In the Scala APIDataFrame
is simply a type alias ofDataset[Row]
.
in Java API, users need to useDataset<Row>
to represent aDataFrame
.
API操作
printSchema
打印Schema信息,以树形结构输出
import org.apache.spark.sql.{DataFrame, SparkSession}
object DataFrameApp {
def main(args: Array[String]): Unit = {
val spark: SparkSession = SparkSession.builder().
appName("DataFrameApp").
master("local[*]").
getOrCreate()
val peopleDF: DataFrame = spark.read.json("resources/people.json")
peopleDF.printSchema()
spark.stop()
}
}
打印结果
root
|-- age: long (nullable = true)
|-- name: string (nullable = true)
show
默认展示20条数据 ,通过参数指定展示的条数
package cn.bx.spark
import org.apache.spark.sql.{DataFrame, SparkSession}
object DataFrameApp {
def main(args: Array[String]): Unit = {
val spark: SparkSession = SparkSession.builder().
appName("DataFrameApp").
master("local[*]").
getOrCreate()
val peopleDF: DataFrame = spark.read.json("resources/people.json")
peopleDF.show(1)
spark.stop()
}
}
打印结果
+----+-------+
| age| name|
+----+-------+
|null|Michael|
+----+-------+
only showing top 1 row
SLECT
指定输出列
package cn.bx.spark
import org.apache.spark.sql.{DataFrame, SparkSession}
object DataFrameApp {
def main(args: Array[String]): Unit = {
val spark: SparkSession = SparkSession.builder().
appName("DataFrameApp").
master("local[*]").
getOrCreate()
val peopleDF: DataFrame = spark.read.json("resources/people.json")

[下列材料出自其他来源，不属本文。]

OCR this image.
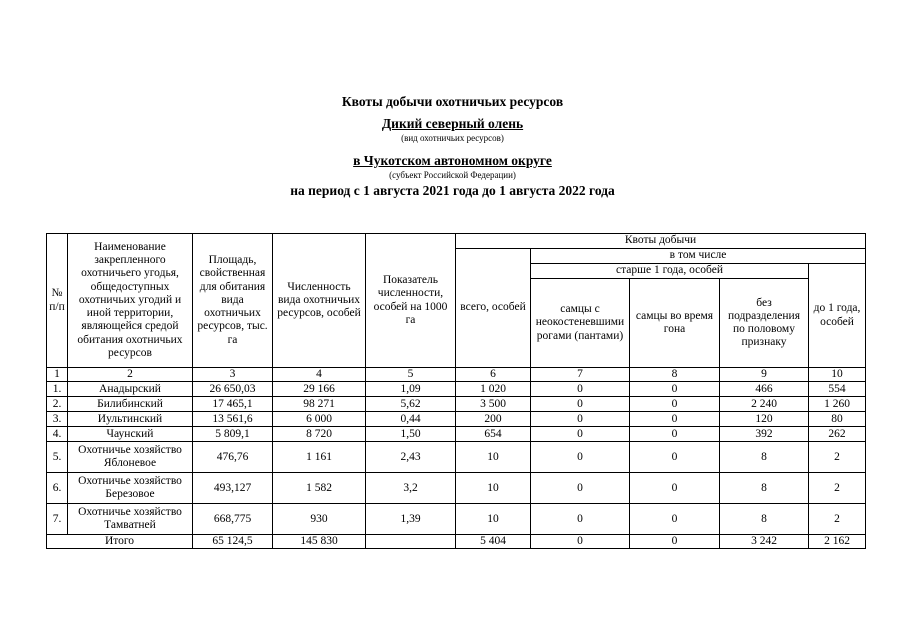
Квоты добычи охотничьих ресурсов
Дикий северный олень
(вид охотничьих ресурсов)
в Чукотском автономном округе
(субъект Российской Федерации)
на период с 1 августа 2021 года до 1 августа 2022 года
№ п/п	Наименование закрепленного охотничьего угодья, общедоступных охотничьих угодий и иной территории, являющейся средой обитания охотничьих ресурсов	Площадь, свойственная для обитания вида охотничьих ресурсов, тыс. га	Численность вида охотничьих ресурсов, особей	Показатель численности, особей на 1000 га	Квоты добычи				
					всего, особей	в том числе			
						старше 1 года, особей			до 1 года, особей
						самцы с неокостеневшими рогами (пантами)	самцы во время гона	без подразделения по половому признаку	
1	2	3	4	5	6	7	8	9	10
1.	Анадырский	26 650,03	29 166	1,09	1 020	0	0	466	554
2.	Билибинский	17 465,1	98 271	5,62	3 500	0	0	2 240	1 260
3.	Иультинский	13 561,6	6 000	0,44	200	0	0	120	80
4.	Чаунский	5 809,1	8 720	1,50	654	0	0	392	262
5.	Охотничье хозяйство Яблоневое	476,76	1 161	2,43	10	0	0	8	2
6.	Охотничье хозяйство Березовое	493,127	1 582	3,2	10	0	0	8	2
7.	Охотничье хозяйство Тамватней	668,775	930	1,39	10	0	0	8	2
Итого		65 124,5	145 830		5 404	0	0	3 242	2 162
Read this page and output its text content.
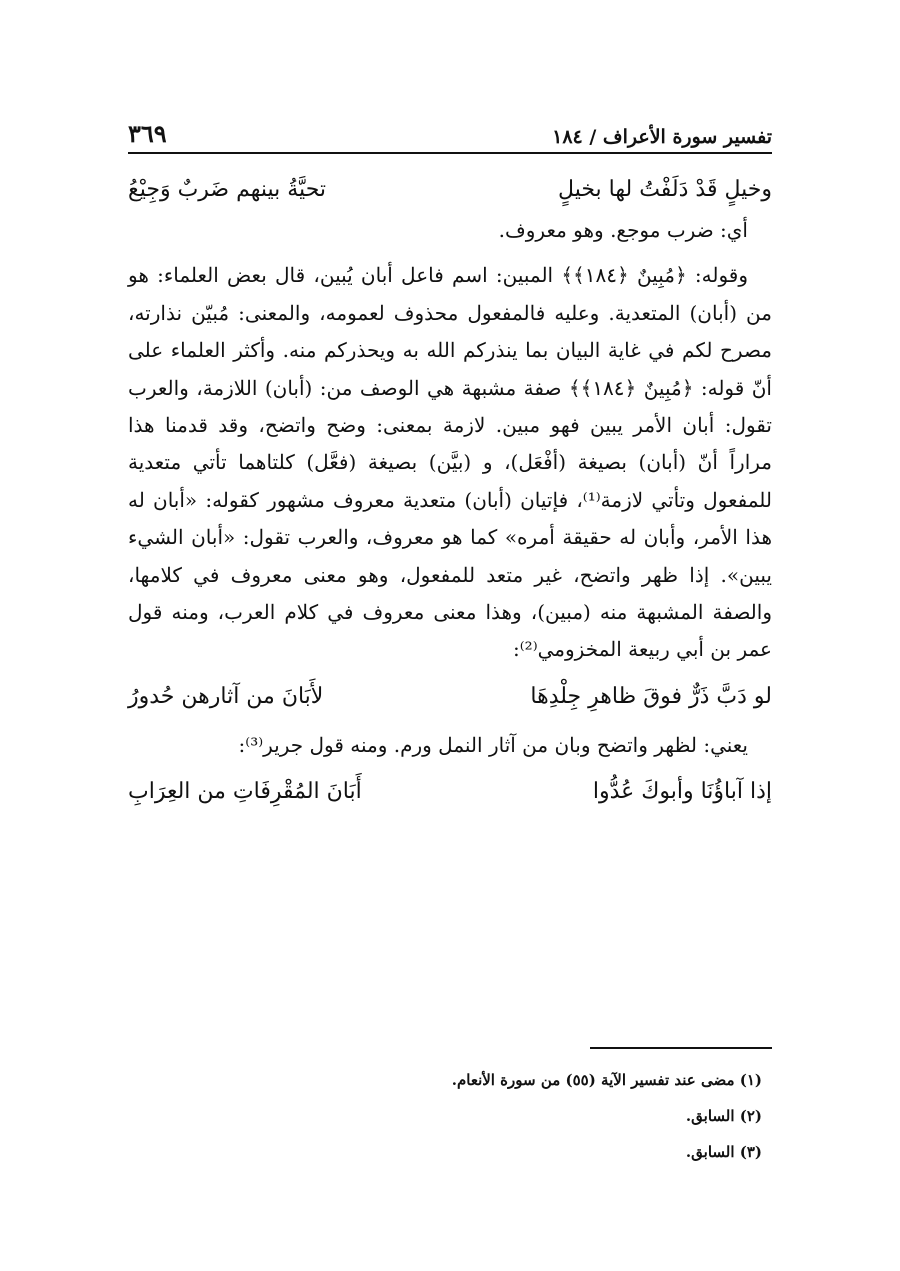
تفسير سورة الأعراف / ١٨٤
٣٦٩
وخيلٍ قَدْ دَلَفْتُ لها بخيلٍ
تحيَّةُ بينهم ضَربٌ وَجِيْعُ

أي: ضرب موجع. وهو معروف.

وقوله: ﴿مُبِينٌ ﴿١٨٤﴾﴾ المبين: اسم فاعل أبان يُبين، قال بعض العلماء: هو من (أبان) المتعدية. وعليه فالمفعول محذوف لعمومه، والمعنى: مُبيّن نذارته، مصرح لكم في غاية البيان بما ينذركم الله به ويحذركم منه. وأكثر العلماء على أنّ قوله: ﴿مُبِينٌ ﴿١٨٤﴾﴾ صفة مشبهة هي الوصف من: (أبان) اللازمة، والعرب تقول: أبان الأمر يبين فهو مبين. لازمة بمعنى: وضح واتضح، وقد قدمنا هذا مراراً أنّ (أبان) بصيغة (أفْعَل)، و (بيَّن) بصيغة (فعَّل) كلتاهما تأتي متعدية للمفعول وتأتي لازمة⁽¹⁾، فإتيان (أبان) متعدية معروف مشهور كقوله: «أبان له هذا الأمر، وأبان له حقيقة أمره» كما هو معروف، والعرب تقول: «أبان الشيء يبين». إذا ظهر واتضح، غير متعد للمفعول، وهو معنى معروف في كلامها، والصفة المشبهة منه (مبين)، وهذا معنى معروف في كلام العرب، ومنه قول عمر بن أبي ربيعة المخزومي⁽²⁾:

لو دَبَّ ذَرٌّ فوقَ ظاهرِ جِلْدِهَا
لأَبَانَ من آثارهن حُدورُ

يعني: لظهر واتضح وبان من آثار النمل ورم. ومنه قول جرير⁽³⁾:

إذا آباؤُنَا وأبوكَ عُدُّوا
أَبَانَ المُقْرِفَاتِ من العِرَابِ
(١) مضى عند تفسير الآية (٥٥) من سورة الأنعام.
(٢) السابق.
(٣) السابق.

peopleDF.select("name","age").show()
spark.stop()
}
}
打印结果
+-------+----+
| name| age|
+-------+----+
|Michael|null|
| Andy| 30|
| Justin| 19|
+-------+----+
修改数据
peopleDF.select(peopleDF.col("name"),peopleDF.col("age") + 1).show()
打印结果
+-------+---------+
| name|(age + 1)|
+-------+---------+
|Michael| null|
| Andy| 31|
| Justin| 20|
+-------+---------+
语法糖$
package cn.bx.spark
import org.apache.spark.sql.{DataFrame, SparkSession}
object DataFrameApp {
def main(args: Array[String]): Unit = {
val spark: SparkSession = SparkSession.builder().
appName("DataFrameApp").
master("local[*]").
getOrCreate()
val peopleDF: DataFrame = spark.read.json("resources/people.json")
import spark.implicits._
peopleDF.select($"name", $"age" + 1).show()
spark.stop()
}
}
filter
条件过滤
package cn.bx.spark
import org.apache.spark.sql.{DataFrame, SparkSession}
object DataFrameApp {
def main(args: Array[String]): Unit = {
val spark: SparkSession = SparkSession.builder().
appName("DataFrameApp").
master("local[*]").
getOrCreate()
val peopleDF: DataFrame = spark.read.json("resources/people.json")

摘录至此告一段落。